Been away too long! Quite a few things have been going on, will try to get caught up with them.
I’ve been following the Mann / Steyn war pretty much since it began. The most recent twist is that Steyn, proving that Mann should really have listened to me when he had the chance, has put out a new book, “A Disgrace To The Profession”: The World’s Scientists – in their own words – on Michael E. Mann.
I’m eagerly awaiting my copy. The book – which consists of comments by various leading climate scientists on what they think of Mann and his ludicrous stick – dovetails nicely with my own intellectual path on this subject.
I first got into the subject of Mann and the Stick when it was being loudly trumpeted that Mann’s hockey stick had been proved by National Academy of Sciences. Looking at what the Academy actually reported, this turned out to be misleading. The Academy clearned Mann of deliberate falsification, but concluded the stick was a pretty shaky piece of science. Mann seemed to agree.
Then came the beginning of the Steyn lawsuit. I was torn. On the one hand, I have a lot of respect for Steyn; on the other hand, I hated – still hate – seeing accusations of scientific dishonesty made lightly. I was also utterly unimpressed by Mann lying about his Nobel prize.
Then I found out about his habit of bullying other researchers, and generally being a megalomaniacal windbag, and was serially dishonest about, e.g., whether he’d been exonerated by different groups.
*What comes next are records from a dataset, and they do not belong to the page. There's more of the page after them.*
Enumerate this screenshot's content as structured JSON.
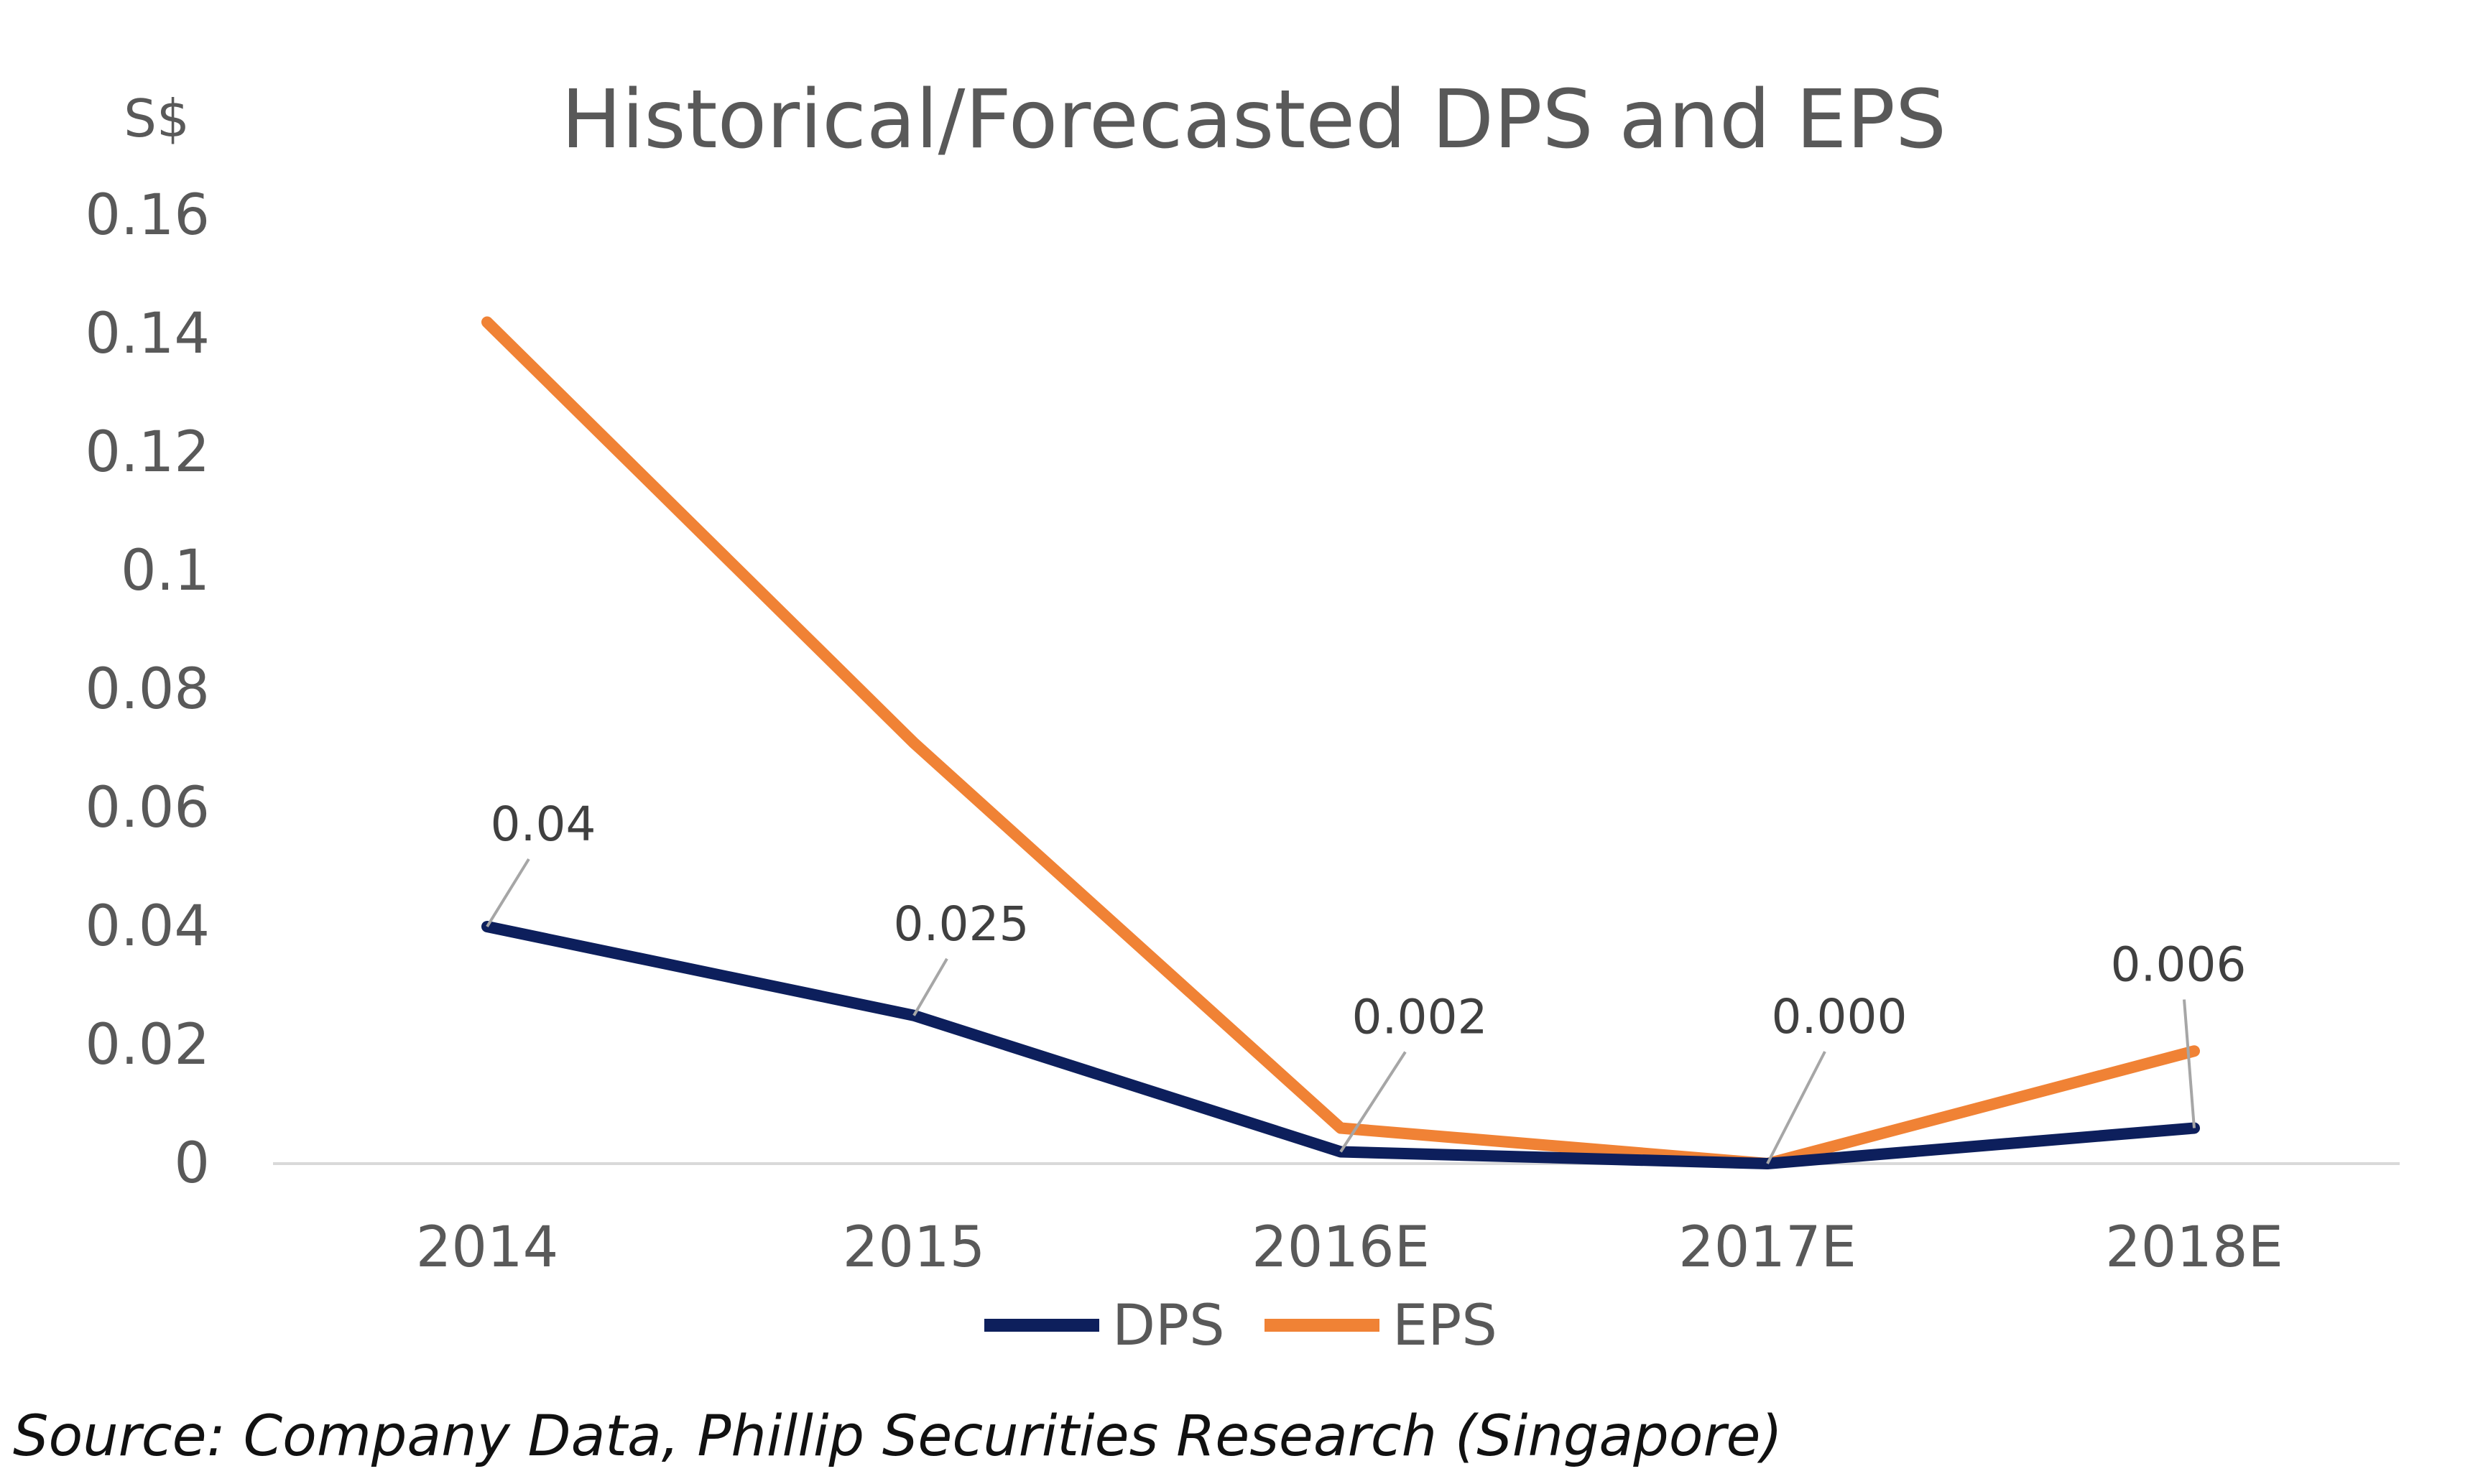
{
  "source_note": "Source: Company Data, Phillip Securities Research (Singapore)",
  "chart_data": {
    "type": "line",
    "title": "Historical/Forecasted DPS and EPS",
    "y_unit": "S$",
    "xlabel": "",
    "ylabel": "",
    "categories": [
      "2014",
      "2015",
      "2016E",
      "2017E",
      "2018E"
    ],
    "ylim": [
      0,
      0.16
    ],
    "yticks": [
      0,
      0.02,
      0.04,
      0.06,
      0.08,
      0.1,
      0.12,
      0.14,
      0.16
    ],
    "ytick_labels": [
      "0",
      "0.02",
      "0.04",
      "0.06",
      "0.08",
      "0.1",
      "0.12",
      "0.14",
      "0.16"
    ],
    "grid": false,
    "legend_position": "bottom",
    "series": [
      {
        "name": "DPS",
        "color": "#0d1f5c",
        "values": [
          0.04,
          0.025,
          0.002,
          0.0,
          0.006
        ],
        "data_labels": [
          "0.04",
          "0.025",
          "0.002",
          "0.000",
          "0.006"
        ]
      },
      {
        "name": "EPS",
        "color": "#f08235",
        "values": [
          0.142,
          0.071,
          0.006,
          0.0,
          0.019
        ]
      }
    ]
  }
}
Even so, I was not willing to accuse Mann of scientific dishonesty.
Then I found out what some other scientists were saying…
Things like this, for example, from David Rind:
Concerning the hockey stick: what Mike Mann continually fails to understand, and no amount of references will solve, is that there is practically no reliable tropical data for most of the time period, and without knowing the tropical sensitivity, we have no way of knowing how cold (or warm) the globe actually got. I’ve made the comment to Mike several times, but it doesn’t seem to get across.
Oh, but it does, it does… When pressed on the subject by the National Academy, in public, Mann couldn’t get it quickly enough:
Mann says that he is “very happy” with the committee’s findings, and agrees with the core assertion that more must be done to reduce uncertainties in earlier periods. “We have very little long-term information on the Southern Hemisphere and large parts of the ocean,
This is just so typical of a bully. Vicious and bluff when he can get away with it, obsequeous and grovelling when he can’t.
So, looking back over the last several years, it’s interesting the way my attitudes have shifted. Initially I thought that this whole thing would be a discredit to climate science and wished that Mann hadn’t started it. Now, I think that Mann’s public humiliation and discredit is probably one of the best things that can happen for the field, and that Steyn deserves credit for making it happen.
Some time ago, a commentator here summarized my position as believing that global warming is real and manmade and thinking that Mann is a fraud, and added that this must be unique. I agreed. I wouldn’t now – not because my position has changed, but because it appears that I’m in a much larger group than anyone has suspected.
Is this, perhaps, the reason not a single amicus brief was field on Mann’s behalf? Perhaps a field that he has abused can’t wait to be rid of him.
Of course, not everyone sees it that way. David Appell, who sometimes pop up on this blog to say something silly before sloping off, had the following to say:
We’re supposed to think that a blogger known mostly for his Islamophobia somehow disproved and dismissed all the independent mathematical work by Ammann and Wahl, Tingley and Huybers (and again in 2013), Marcott et al, and PAGES 2k — the latter a huge, comprehensive paper written by over six dozen scientists?
David should really not try that crap as long as I’m around. As I went into some detail, the PAGES2K reconstruction looks little-to-nothing like the hockey stick. That is especially true if you look at the individual, continental, reconstruction on which it is based:
Also, please let me repost the consensus reproduction of climate proxies, which includes the work that Mann does when he can be held to account by competent scientists:
Appell also writes as follows:
As I wrote, the hockey stick result is obvious, since it’s based on some simple observations and simple physics
Really? Simple observations and simple physics are all that it takes to perfectly understand an entire planet, with all of its complex systems and feedbacks, across thousands of years?
This is just plain piffle. There wouldn’t routinely be papers in Science and Nature on the subject if it was simple.
This sort of shady half-truth and intellectual intimidation is Mann’s legacy. Steyn deserves full credit if, even unintentionally, he provides the explosion that brings all this down.